For those with a reaction of the later sort, I barely even know where to begin. The fact that not buying new clothes for an entire 365 days is so unfathomable to people downright worries me. It’s certainly nice to buy a fabulous new dress every so often and clothes need replacing from time to time as they’re worn out. I’d warrant a guess, however, that the rate at which many people purchase new clothes is not just a matter of replacement and occasional splurges but actually one of consistently adding to an exponentially-increasing wardrobe. It appears that clothing purchasing behavior far outruns mere need and approaches addiction, an unhealthy pattern that becomes a means of mindlessly filling the time and acting on impulse rather than thoughtfully considering what is truly needed.
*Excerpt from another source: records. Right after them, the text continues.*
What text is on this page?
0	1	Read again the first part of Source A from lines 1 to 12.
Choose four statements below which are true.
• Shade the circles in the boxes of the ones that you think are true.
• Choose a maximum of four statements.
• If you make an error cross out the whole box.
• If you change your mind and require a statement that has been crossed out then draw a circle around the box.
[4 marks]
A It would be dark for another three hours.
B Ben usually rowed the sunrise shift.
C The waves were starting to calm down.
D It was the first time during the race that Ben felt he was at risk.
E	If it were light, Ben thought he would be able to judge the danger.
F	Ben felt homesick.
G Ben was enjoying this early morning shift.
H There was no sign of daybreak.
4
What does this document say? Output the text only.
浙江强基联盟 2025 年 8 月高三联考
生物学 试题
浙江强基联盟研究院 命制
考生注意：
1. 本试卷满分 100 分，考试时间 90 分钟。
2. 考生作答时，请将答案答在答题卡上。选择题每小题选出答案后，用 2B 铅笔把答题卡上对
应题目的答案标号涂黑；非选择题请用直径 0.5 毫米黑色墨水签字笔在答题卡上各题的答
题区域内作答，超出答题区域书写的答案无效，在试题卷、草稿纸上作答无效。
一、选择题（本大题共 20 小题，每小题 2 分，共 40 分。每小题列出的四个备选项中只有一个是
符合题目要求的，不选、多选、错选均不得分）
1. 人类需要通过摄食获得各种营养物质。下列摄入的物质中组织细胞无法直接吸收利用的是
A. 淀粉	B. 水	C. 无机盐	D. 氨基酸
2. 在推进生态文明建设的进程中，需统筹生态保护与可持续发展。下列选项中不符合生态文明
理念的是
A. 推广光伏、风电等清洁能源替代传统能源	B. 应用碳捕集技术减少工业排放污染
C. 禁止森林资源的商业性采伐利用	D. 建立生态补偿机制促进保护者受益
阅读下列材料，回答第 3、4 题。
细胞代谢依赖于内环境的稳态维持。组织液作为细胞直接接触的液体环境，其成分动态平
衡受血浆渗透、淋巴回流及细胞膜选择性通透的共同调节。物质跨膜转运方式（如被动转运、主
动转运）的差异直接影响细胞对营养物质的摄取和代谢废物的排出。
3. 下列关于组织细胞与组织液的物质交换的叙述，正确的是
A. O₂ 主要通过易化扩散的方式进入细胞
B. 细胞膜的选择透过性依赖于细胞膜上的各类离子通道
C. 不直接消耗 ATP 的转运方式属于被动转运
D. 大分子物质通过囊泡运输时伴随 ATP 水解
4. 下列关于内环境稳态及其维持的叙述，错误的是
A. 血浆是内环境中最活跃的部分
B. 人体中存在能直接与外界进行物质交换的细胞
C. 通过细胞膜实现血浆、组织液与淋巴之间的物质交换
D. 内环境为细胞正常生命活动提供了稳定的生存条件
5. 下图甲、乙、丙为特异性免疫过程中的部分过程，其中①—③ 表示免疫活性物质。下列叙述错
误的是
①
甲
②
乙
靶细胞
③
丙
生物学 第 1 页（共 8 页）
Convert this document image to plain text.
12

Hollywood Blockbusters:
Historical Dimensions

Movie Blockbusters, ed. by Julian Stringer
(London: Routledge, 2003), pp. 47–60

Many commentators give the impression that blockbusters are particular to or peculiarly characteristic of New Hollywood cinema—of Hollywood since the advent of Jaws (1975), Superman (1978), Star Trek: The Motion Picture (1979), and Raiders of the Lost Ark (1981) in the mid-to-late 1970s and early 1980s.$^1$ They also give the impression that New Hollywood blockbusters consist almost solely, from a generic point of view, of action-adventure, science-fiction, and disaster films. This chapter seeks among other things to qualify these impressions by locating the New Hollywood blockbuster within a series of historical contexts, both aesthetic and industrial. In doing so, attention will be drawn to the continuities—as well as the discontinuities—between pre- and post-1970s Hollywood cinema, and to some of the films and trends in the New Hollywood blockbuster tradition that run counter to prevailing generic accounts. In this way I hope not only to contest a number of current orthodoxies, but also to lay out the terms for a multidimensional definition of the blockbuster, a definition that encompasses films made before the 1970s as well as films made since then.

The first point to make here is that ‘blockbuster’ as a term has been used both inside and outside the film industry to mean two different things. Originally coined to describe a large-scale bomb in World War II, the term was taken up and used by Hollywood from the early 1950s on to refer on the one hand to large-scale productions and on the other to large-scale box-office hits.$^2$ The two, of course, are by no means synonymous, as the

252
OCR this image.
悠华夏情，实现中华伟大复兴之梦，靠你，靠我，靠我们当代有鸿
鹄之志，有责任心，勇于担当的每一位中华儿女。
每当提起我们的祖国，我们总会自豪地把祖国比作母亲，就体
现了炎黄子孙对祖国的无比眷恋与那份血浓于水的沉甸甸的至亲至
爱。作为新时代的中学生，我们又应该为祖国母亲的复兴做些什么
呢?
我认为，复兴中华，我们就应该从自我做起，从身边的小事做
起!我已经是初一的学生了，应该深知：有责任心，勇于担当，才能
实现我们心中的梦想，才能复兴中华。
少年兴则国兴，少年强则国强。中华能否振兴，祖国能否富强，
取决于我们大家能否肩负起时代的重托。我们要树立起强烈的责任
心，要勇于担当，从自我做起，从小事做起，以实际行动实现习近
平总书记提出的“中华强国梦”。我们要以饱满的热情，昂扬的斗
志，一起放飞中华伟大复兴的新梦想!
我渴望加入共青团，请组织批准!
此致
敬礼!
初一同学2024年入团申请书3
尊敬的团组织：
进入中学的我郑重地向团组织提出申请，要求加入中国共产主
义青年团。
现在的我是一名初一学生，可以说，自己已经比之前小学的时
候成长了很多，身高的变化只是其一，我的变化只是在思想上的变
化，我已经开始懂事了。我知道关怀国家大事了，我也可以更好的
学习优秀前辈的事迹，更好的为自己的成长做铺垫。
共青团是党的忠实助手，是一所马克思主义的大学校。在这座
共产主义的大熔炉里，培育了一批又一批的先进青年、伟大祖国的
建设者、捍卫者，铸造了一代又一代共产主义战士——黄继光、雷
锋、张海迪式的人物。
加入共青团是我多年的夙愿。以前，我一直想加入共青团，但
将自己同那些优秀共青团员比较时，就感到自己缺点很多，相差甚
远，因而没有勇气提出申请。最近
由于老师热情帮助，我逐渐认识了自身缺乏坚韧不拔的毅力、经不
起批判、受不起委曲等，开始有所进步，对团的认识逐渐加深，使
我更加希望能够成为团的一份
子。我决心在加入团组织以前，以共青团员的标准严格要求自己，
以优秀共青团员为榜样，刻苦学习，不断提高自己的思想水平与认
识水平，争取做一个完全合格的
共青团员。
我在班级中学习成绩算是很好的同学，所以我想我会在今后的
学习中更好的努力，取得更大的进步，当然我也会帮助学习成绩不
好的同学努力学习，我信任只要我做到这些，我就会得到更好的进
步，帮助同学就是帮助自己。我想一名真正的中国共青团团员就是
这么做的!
It’s certainly easy for me to come up with a wardrobe wish list, to take a look through my closet and imagine other items that could complete my clothing collection. But denying myself these desired clothes by no means makes my life any less meaningful or joyful. More often than not, simply wanting something does not warrant buying it. This challenge, which does allow me to purchase clothes albiet in a more limited manner, is not nearly as restrictive as abstaining from any clothing purchases at all. But it still generates complete astonishment in many people because they are so accustomed to continually satisfy their unyielding appetites for new things.
Admittedly, I could just be talking to the wrong people about this resolution. And maybe many people curb their purchasing behavior more often than I realize – after all, the cost of living renders it nearly impossible not to do so. But there is an alarmingly high value placed upon the ability to buy whatever we like whenever we so please, with little thought to the unseen repercussions of such frivolous activity. Sticking to my nothing new guns has offered me the opportunity to practice curbing my desires, to give greater consideration to the purchases I make before check out time, to do my small part to improve certain conditions in the world, and to appreciate nonmaterial things in a deeper way. Committing to a whole year may be a bit extreme, and it may very well be a challenge I fail to successfully complete (though I truly hope not). Nonetheless, it is a refreshing test that, when shared with others, at the very least gives them pause to consider our taken-for-granted cultural appetite for consumption. Trying to go nothing new for a month (why not make it February, a mere 28 days long?) may be just the thing to allow us to reconsider why and how we buy.